British artist Nigel Cooke has long blurred the line between abstraction and figuration, but recent monochromatic paintings on raw canvas at Pace Gallery convey new urgency and dynamism.  By contrasting surface areas of relative calm with intersecting webs of paint receding into the distance, Cooke suggests that focus can be achieved and released, instantly altering our perspective on the environments surrounding us.  (On view through Feb 29th).

Nigel Cooke, Gazing, oil and acrylic on linen, 88 9/16 x 64 9/16 inches, 2019.

Ja’Tovia Gary at Paula Cooper Gallery

Ja’Tovia Gary pictures the variety in Black womanhood in her new three-channel video installation at Paula Cooper Gallery with footage shot of the artist in Monet’s garden at Giverny intercut with video of Nina Simone’s 1976 performance at the Montreux Festival and street corner interviews with women of African descent in Harlem.  Through direct animation on archival film, internet footage and her own images as well as montage, Gary employs a variety of techniques to present a complex view of Black interiority. (On view in Chelsea through March 21st).

Ja’ Tovia Gary, installation view from THE GIVERNY SUITE, three-channel film installation, 2019.

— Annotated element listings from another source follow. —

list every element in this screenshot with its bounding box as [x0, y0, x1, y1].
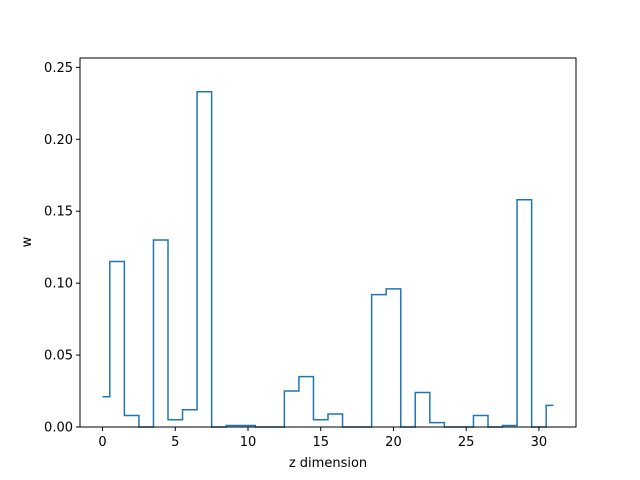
y-tick-label: 0.00 — [44, 421, 73, 436]
x-tick-label: 0 — [98, 435, 106, 450]
x-tick-label: 25 — [458, 435, 475, 450]
plot-area — [80, 58, 576, 427]
x-tick-label: 30 — [531, 435, 548, 450]
y-tick-label: 0.05 — [44, 349, 73, 364]
x-axis-ticks: 0 5 10 15 20 25 30 — [98, 427, 547, 450]
x-tick-label: 20 — [385, 435, 402, 450]
y-axis-label: w — [20, 236, 35, 247]
x-axis-label: z dimension — [289, 456, 367, 471]
plot-frame — [79, 57, 577, 428]
y-tick-label: 0.25 — [44, 61, 73, 76]
y-tick-label: 0.15 — [44, 205, 73, 220]
x-tick-label: 5 — [171, 435, 179, 450]
x-tick-label: 15 — [312, 435, 329, 450]
data-layer — [102, 91, 554, 428]
y-tick-label: 0.20 — [44, 133, 73, 148]
series-line-w — [102, 91, 554, 428]
x-tick-label: 10 — [240, 435, 257, 450]
y-tick-label: 0.10 — [44, 277, 73, 292]
y-axis-ticks: 0.00 0.05 0.10 0.15 0.20 0.25 — [44, 61, 80, 436]
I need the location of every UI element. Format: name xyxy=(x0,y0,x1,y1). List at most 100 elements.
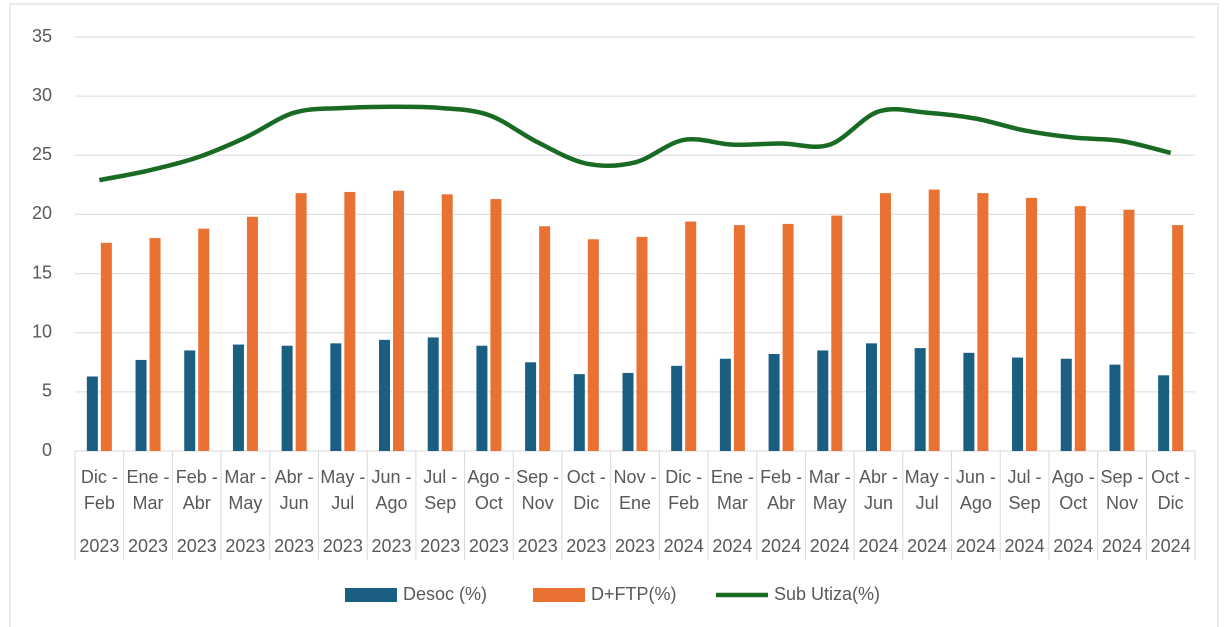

Josep Grau-Garriga at Salon94 Bowery

At over twenty feet tall, late Catalan fiber artist Josep Grau-Garriga’s monumental tapestry ‘February Light’ dominates visitors to Salon94 Bowery.  Made in the 70s after Grau-Garriga had pioneered a move away from realist tapestries crafted with expensive materials into expressionist compositions fashioned from fibers including string, hemp and even old sacks, February Light’s wooden rods and ropes give the piece a remarkable boldness.  Created in the years just after the death of dictator Francisco Franco, the many openings in the blood-red areas of the artwork seem to continue Grau-Garriga’s frequent political allusions.  (On view on the Lower East Side through Feb 29th).

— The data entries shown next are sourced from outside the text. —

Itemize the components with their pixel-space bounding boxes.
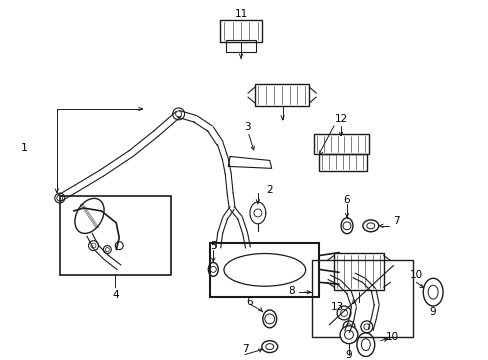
Text: 10: 10 <box>409 270 422 280</box>
Text: 5: 5 <box>209 240 216 251</box>
Text: 6: 6 <box>343 195 349 205</box>
Circle shape <box>210 266 216 273</box>
Circle shape <box>339 326 357 344</box>
Bar <box>319 153 366 171</box>
Bar <box>226 40 255 51</box>
Text: 3: 3 <box>244 122 251 132</box>
Bar <box>333 253 383 290</box>
Circle shape <box>115 242 123 249</box>
Bar <box>254 84 309 106</box>
Text: 9: 9 <box>429 307 436 317</box>
Circle shape <box>253 209 261 217</box>
Circle shape <box>360 321 372 333</box>
Circle shape <box>363 324 369 330</box>
Text: 13: 13 <box>330 302 343 312</box>
Circle shape <box>340 310 347 316</box>
Circle shape <box>91 243 96 248</box>
Circle shape <box>343 321 354 333</box>
Text: 9: 9 <box>345 350 351 360</box>
Circle shape <box>175 111 181 117</box>
Circle shape <box>172 108 184 120</box>
Text: 8: 8 <box>287 286 294 296</box>
Text: 6: 6 <box>246 297 253 307</box>
Circle shape <box>343 222 350 230</box>
Text: 10: 10 <box>385 332 398 342</box>
Circle shape <box>57 195 62 201</box>
Circle shape <box>346 324 351 330</box>
Bar <box>314 134 368 153</box>
Bar <box>210 243 319 297</box>
Text: 4: 4 <box>112 290 118 300</box>
Circle shape <box>105 248 109 252</box>
Circle shape <box>55 193 64 203</box>
Circle shape <box>344 330 353 339</box>
Bar <box>60 196 170 275</box>
Text: 7: 7 <box>241 343 248 354</box>
Text: 1: 1 <box>20 143 28 153</box>
Text: 12: 12 <box>334 114 347 124</box>
Circle shape <box>264 314 274 324</box>
Circle shape <box>336 306 350 320</box>
Circle shape <box>88 241 98 251</box>
Circle shape <box>103 246 111 253</box>
Text: 11: 11 <box>234 9 247 19</box>
Text: 2: 2 <box>266 185 272 195</box>
Bar <box>220 20 261 42</box>
Bar <box>312 261 412 337</box>
Text: 7: 7 <box>392 216 399 226</box>
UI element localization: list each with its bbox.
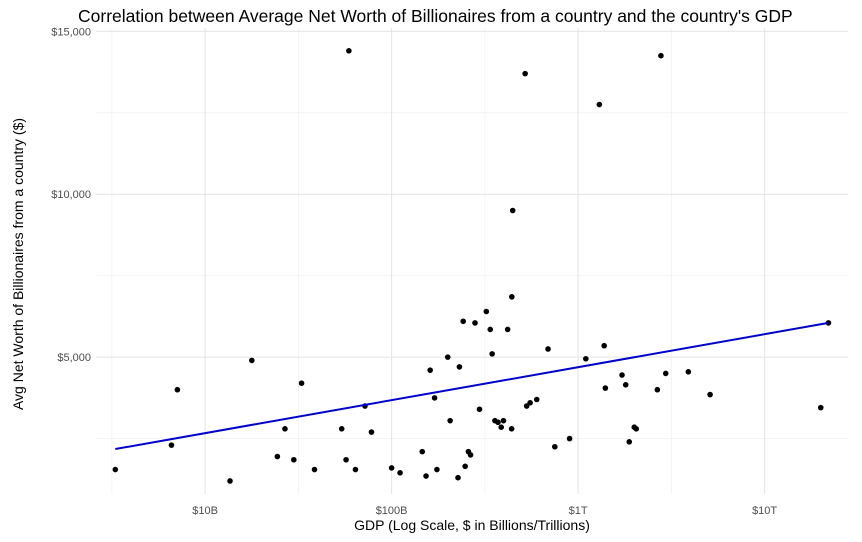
data-point [282, 426, 288, 432]
x-tick-labels: $10B $100B $1T $10T [192, 505, 777, 517]
major-gridlines [96, 28, 848, 494]
data-point [455, 474, 461, 481]
data-point [509, 207, 516, 214]
data-point [388, 465, 395, 471]
data-point [508, 426, 515, 432]
y-tick-label: $10,000 [51, 189, 91, 201]
data-point [447, 417, 453, 424]
data-point [489, 351, 495, 357]
data-point [460, 318, 466, 325]
y-tick-label: $5,000 [57, 352, 91, 364]
data-point [431, 395, 438, 401]
data-point [817, 404, 824, 411]
data-point [533, 396, 540, 403]
y-axis-label: Avg Net Worth of Billionaires from a cou… [10, 117, 26, 411]
data-point [423, 473, 429, 479]
data-point [658, 52, 664, 59]
data-point [462, 463, 468, 470]
chart-title: Correlation between Average Net Worth of… [78, 6, 793, 26]
data-point [168, 442, 175, 448]
data-point [467, 452, 474, 458]
data-point [508, 294, 515, 300]
x-tick-label: $10T [752, 505, 777, 517]
data-point [112, 466, 119, 473]
data-point [456, 364, 463, 370]
y-tick-labels: $5,000 $10,000 $15,000 [51, 26, 91, 364]
data-point [249, 357, 255, 364]
data-point [685, 368, 692, 375]
data-point [522, 70, 528, 77]
data-point [311, 466, 318, 473]
data-point [504, 326, 511, 333]
data-point [227, 478, 233, 484]
data-point [707, 391, 713, 398]
data-point [298, 380, 305, 387]
trendline-group [115, 321, 829, 451]
data-point [602, 385, 609, 391]
data-point [483, 308, 490, 315]
data-point [343, 456, 349, 463]
data-point [352, 466, 359, 473]
data-point [274, 453, 281, 460]
data-point [427, 367, 433, 373]
data-point [596, 101, 603, 108]
data-point [622, 382, 629, 388]
data-point [434, 466, 440, 473]
data-point [346, 48, 352, 54]
data-point [444, 354, 451, 360]
data-point [654, 386, 661, 393]
minor-gridlines [96, 28, 848, 494]
data-point [476, 406, 483, 413]
data-point [368, 429, 375, 435]
data-point [545, 346, 551, 352]
data-point [397, 470, 403, 476]
data-point [498, 424, 505, 430]
x-axis-label: GDP (Log Scale, $ in Billions/Trillions) [354, 517, 590, 533]
x-tick-label: $100B [376, 505, 408, 517]
x-tick-label: $10B [192, 505, 218, 517]
x-tick-label: $1T [569, 505, 588, 517]
data-point [495, 419, 501, 426]
data-point [626, 439, 633, 445]
data-point [338, 426, 345, 432]
data-point [633, 426, 640, 432]
data-point [500, 417, 507, 424]
data-point [662, 370, 669, 377]
data-point [619, 372, 625, 378]
data-point [419, 448, 426, 455]
y-tick-label: $15,000 [51, 26, 91, 38]
data-point [487, 326, 494, 333]
data-point [472, 320, 478, 326]
data-point [291, 456, 297, 463]
data-point [552, 443, 558, 450]
trendline [115, 321, 829, 451]
data-point [566, 435, 573, 442]
data-point [583, 355, 589, 362]
data-point [601, 342, 607, 349]
data-points [112, 48, 832, 484]
data-point [527, 399, 533, 406]
data-point [174, 386, 181, 393]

Josep Grau-Garriga, Llum de Febrer, tapestry, 255 7/8 x 118 1/8 inches, 1978-81.

Janet Sobel at Andrew Edlin Gallery

On her way to developing an abstract, dripped-paint style that influenced Jackson Pollock in the 1940s, New York artist Janet Sobel painted scenes inspired by the shtetls of her native Ukraine.  Now on view at Andrew Edlin Gallery, a selection of Sobel’s work shows her flattening of space and merger of a flowery landscape, patterned skirt and floral headdress in a way that flirts with all-over abstraction.  (On view on the Lower East Side through Feb 22nd).

Janet Sobel, Untitled, gouache on board, 10.5 x 7.5 inches, c. 1943-48.

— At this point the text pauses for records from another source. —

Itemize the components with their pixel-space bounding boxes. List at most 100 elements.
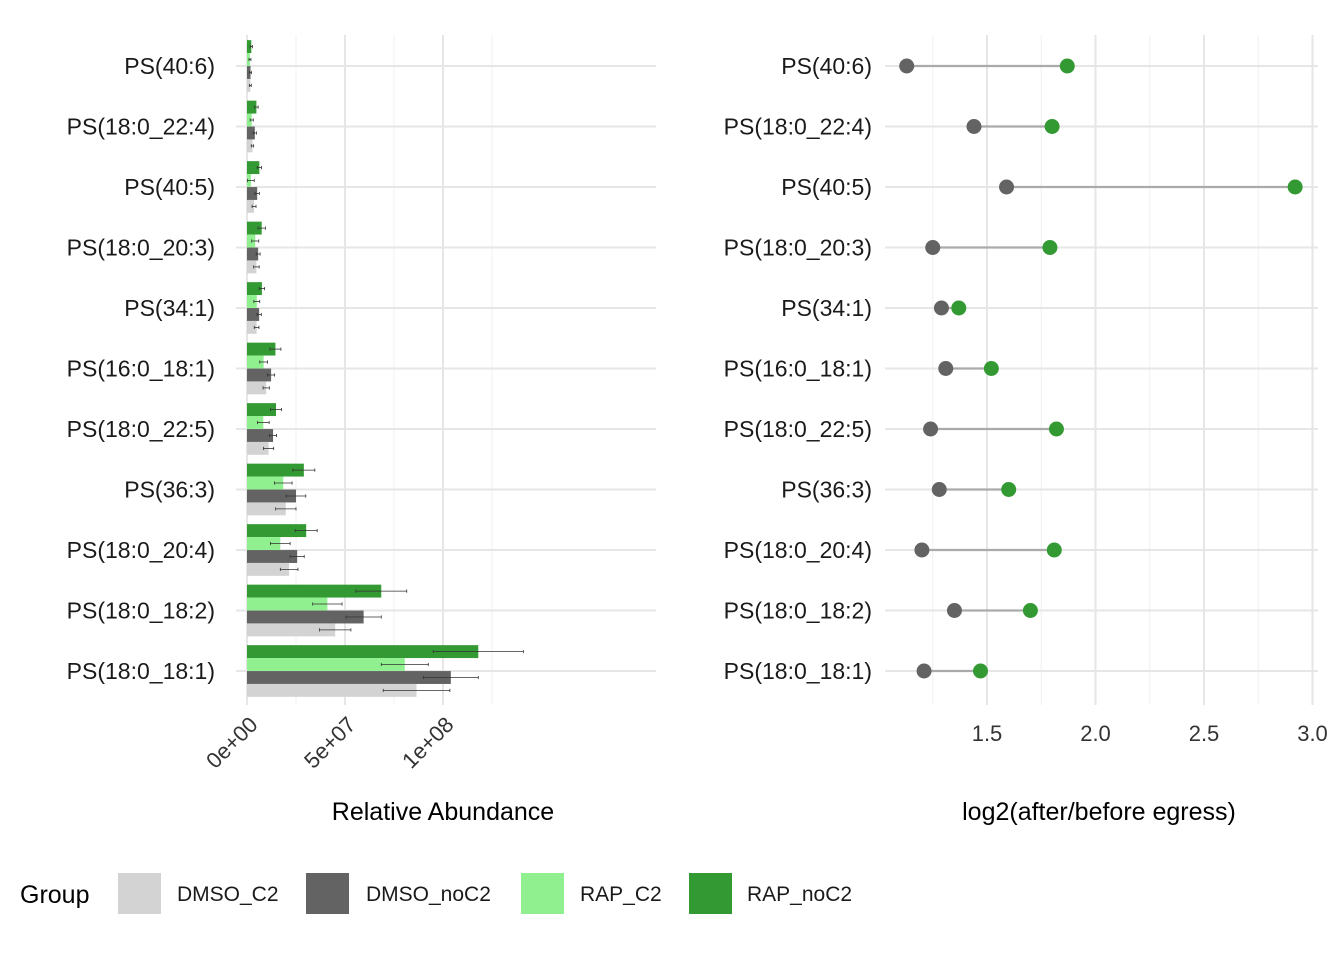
y-tick-label: PS(34:1) — [124, 295, 215, 321]
dumbbell-point — [933, 300, 949, 316]
bar — [247, 40, 252, 54]
y-tick-label: PS(18:0_18:2) — [724, 598, 872, 624]
y-tick-label: PS(18:0_18:2) — [67, 598, 215, 624]
y-tick-label: PS(36:3) — [781, 477, 872, 503]
bar — [247, 126, 255, 140]
dumbbell-point — [931, 482, 947, 497]
y-tick-label: PS(18:0_20:4) — [67, 537, 215, 563]
dumbbell-point — [1048, 421, 1064, 437]
bar — [247, 562, 290, 576]
y-tick-label: PS(16:0_18:1) — [67, 356, 215, 382]
x-tick-label: 2.5 — [1189, 721, 1220, 746]
y-tick-label: PS(18:0_22:5) — [67, 416, 215, 442]
y-tick-label: PS(18:0_20:3) — [724, 235, 872, 261]
bar — [247, 282, 262, 296]
dumbbell-panel: PS(40:6) PS(18:0_22:4) PS(40:5) PS(18:0_20:… — [724, 35, 1328, 826]
y-tick-label: PS(18:0_22:4) — [724, 114, 872, 140]
bar — [247, 502, 286, 516]
dumbbell-point — [951, 300, 967, 316]
bar — [247, 113, 252, 127]
x-tick-label: 0e+00 — [201, 712, 262, 773]
y-tick-label: PS(40:5) — [781, 174, 872, 200]
x-axis-title: Relative Abundance — [332, 798, 554, 826]
bar — [247, 199, 255, 213]
bar — [247, 623, 336, 637]
dumbbell-point — [1042, 240, 1058, 255]
bar — [247, 658, 405, 671]
x-tick-label: 3.0 — [1297, 721, 1328, 746]
bar — [247, 403, 277, 417]
legend-label: DMSO_noC2 — [366, 883, 491, 906]
dumbbell-point — [899, 58, 915, 74]
dumbbell-point — [914, 542, 930, 558]
y-tick-label: PS(40:6) — [124, 53, 215, 79]
legend-swatch — [118, 873, 161, 914]
y-tick-label: PS(18:0_20:3) — [67, 235, 215, 261]
bar — [247, 260, 257, 274]
bar — [247, 671, 451, 684]
bar — [247, 584, 382, 598]
bar — [247, 295, 257, 308]
bar — [247, 368, 272, 382]
x-tick-label: 5e+07 — [299, 712, 360, 773]
bar — [247, 381, 267, 395]
legend: Group DMSO_C2 DMSO_noC2 RAP_C2 RAP_noC2 — [20, 873, 852, 914]
bar — [247, 161, 260, 175]
legend-swatch — [306, 873, 349, 914]
bar — [247, 66, 251, 79]
bar — [247, 100, 257, 114]
y-tick-label: PS(40:5) — [124, 174, 215, 200]
bar — [247, 416, 264, 429]
bar-panel: PS(40:6) PS(18:0_22:4) PS(40:5) PS(18:0_20:… — [67, 35, 656, 826]
x-tick-label: 1e+08 — [397, 712, 458, 773]
legend-swatch — [521, 873, 564, 914]
bar — [247, 308, 260, 321]
y-tick-label: PS(18:0_22:5) — [724, 416, 872, 442]
bar — [247, 429, 274, 442]
bar — [247, 489, 296, 503]
bar — [247, 537, 281, 550]
y-tick-label: PS(16:0_18:1) — [724, 356, 872, 382]
bar — [247, 476, 284, 490]
y-tick-label: PS(18:0_18:1) — [67, 658, 215, 684]
x-tick-label: 2.0 — [1080, 721, 1111, 746]
bar — [247, 597, 328, 611]
dumbbell-point — [983, 361, 999, 376]
dumbbell-point — [1046, 542, 1062, 558]
bar — [247, 187, 258, 200]
bar — [247, 78, 251, 92]
bar — [247, 610, 364, 624]
bar — [247, 221, 262, 235]
bar — [247, 247, 259, 261]
legend-label: RAP_C2 — [580, 883, 662, 906]
bar — [247, 139, 253, 153]
legend-title: Group — [20, 881, 89, 909]
y-tick-label: PS(40:6) — [781, 53, 872, 79]
y-tick-label: PS(18:0_22:4) — [67, 114, 215, 140]
x-axis-title: log2(after/before egress) — [962, 798, 1236, 826]
dumbbell-point — [999, 179, 1015, 195]
bar — [247, 320, 257, 334]
bar — [247, 683, 417, 697]
dumbbell-point — [1022, 603, 1038, 618]
dumbbell-point — [923, 421, 939, 437]
legend-label: RAP_noC2 — [747, 883, 852, 906]
bar — [247, 524, 307, 538]
dumbbell-point — [925, 240, 941, 255]
y-tick-label: PS(36:3) — [124, 477, 215, 503]
y-tick-label: PS(34:1) — [781, 295, 872, 321]
dumbbell-point — [1044, 119, 1060, 134]
legend-label: DMSO_C2 — [177, 883, 279, 906]
dumbbell-point — [1059, 58, 1075, 74]
bar — [247, 550, 298, 563]
dumbbell-point — [972, 663, 988, 679]
y-tick-label: PS(18:0_18:1) — [724, 658, 872, 684]
dumbbell-point — [1287, 179, 1303, 195]
bar — [247, 645, 479, 659]
bar — [247, 53, 250, 66]
dumbbell-point — [938, 361, 954, 376]
bar — [247, 463, 304, 477]
bar — [247, 234, 256, 248]
legend-swatch — [689, 873, 732, 914]
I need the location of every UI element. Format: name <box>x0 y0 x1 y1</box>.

Michael Rakowitz at Jane Lombard Gallery

Iraqi-American artist Michael Rakowitz brings the destruction and theft of ancient artworks to public attention at Jane Lombard Gallery with a beautiful but barren reconstruction of the banqueting hall of 9th century BC Assyrian king Ashurnasirpal II at the Palace of Nimrud.  Though destroyed by the Islamic State in 2015, panels from the Palace of Nimrud are housed in many museums, a point Rakowitz highlights by crafting ‘empty’ walls as meticulously as the patterned ones.  (On view in Chelsea through Feb 22nd).

Michael Rakowitz, The invisible enemy should not exist (Room F, section 1, panel 15, Northwest Palace of Nimrud), Middle Eastern food packaging and newspapers, glue, cardboard on wooden structures, 2019.